Had Ferguson’s heart failure arisen unexpectedly from a devastating heart attack, then time would not have allowed Covid vaccination in advance of transplantation. However, he had reasons to have been vaccinated before such an event, which does not make an exemption from the vaccination requirement reasonable. And Ferguson’s predicament probably did not arise overnight; he needs a heart transplant because of a hereditary condition causing heart failure.

Ferguson is young, with a still-expanding family. This scenario matters in the calculation, as well. When everything else is equal, Ferguson’s youth and family situation ought to get priority. But given how many vaccinated people need transplants and the importance of transplantation system integrity, Ferguson’s family situation is not sufficient to prioritize him for a transplant, especially considering he made the choice not to be vaccinated.

Family members report two different reasons for Ferguson’s not getting vaccinated. His father said vaccination was “against his basic principles, he really doesn’t believe in it. ... It’s his body, it’s his choice.” His mother says, “There are some adverse reactions he read about given his condition, and he made his decision.” Neither of these rationales is persuasive. Adverse vaccine reactions are the least of a transplant candidates’ worries. And standing on principle if it means lowering your chances of living means it is time to rethink your principles.

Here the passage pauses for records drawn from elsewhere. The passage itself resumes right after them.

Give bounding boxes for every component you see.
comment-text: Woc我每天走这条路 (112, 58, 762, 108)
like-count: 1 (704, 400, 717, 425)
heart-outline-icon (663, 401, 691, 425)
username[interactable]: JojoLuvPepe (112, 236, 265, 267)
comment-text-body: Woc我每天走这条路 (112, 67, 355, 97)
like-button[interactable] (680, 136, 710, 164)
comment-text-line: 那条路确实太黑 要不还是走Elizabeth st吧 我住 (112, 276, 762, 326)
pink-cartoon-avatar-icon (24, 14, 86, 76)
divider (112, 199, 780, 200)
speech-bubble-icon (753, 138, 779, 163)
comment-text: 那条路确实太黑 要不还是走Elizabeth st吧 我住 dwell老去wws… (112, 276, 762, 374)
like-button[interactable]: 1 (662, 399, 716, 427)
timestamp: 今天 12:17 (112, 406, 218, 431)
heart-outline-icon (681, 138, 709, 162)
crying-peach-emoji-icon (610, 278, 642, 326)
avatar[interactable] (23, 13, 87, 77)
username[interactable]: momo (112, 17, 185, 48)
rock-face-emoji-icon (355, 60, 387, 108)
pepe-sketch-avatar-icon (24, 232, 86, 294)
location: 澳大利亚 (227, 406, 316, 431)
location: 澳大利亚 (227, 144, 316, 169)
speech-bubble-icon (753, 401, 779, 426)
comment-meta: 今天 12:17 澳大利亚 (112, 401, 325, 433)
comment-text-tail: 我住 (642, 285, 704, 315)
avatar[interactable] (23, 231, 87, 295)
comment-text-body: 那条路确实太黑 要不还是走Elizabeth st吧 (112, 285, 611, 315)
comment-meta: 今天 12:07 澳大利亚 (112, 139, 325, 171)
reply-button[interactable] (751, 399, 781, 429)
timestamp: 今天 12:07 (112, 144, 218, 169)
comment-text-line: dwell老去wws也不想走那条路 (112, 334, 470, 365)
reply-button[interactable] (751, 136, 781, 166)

As the pandemic enters its third year, most of the public has had the opportunity to become educated about it. Ferguson’s mother, a trained nurse, confirmed that her son “is an informed patient.”

As his mother also said, Ferguson made his choice. Choices have consequences, sometimes very tragic consequences. In the meantime, Ferguson agreed to a left ventricular assist device, which should buy him enough time to get vaccinated. Let’s hope he rethinks his choice with the time he has been given.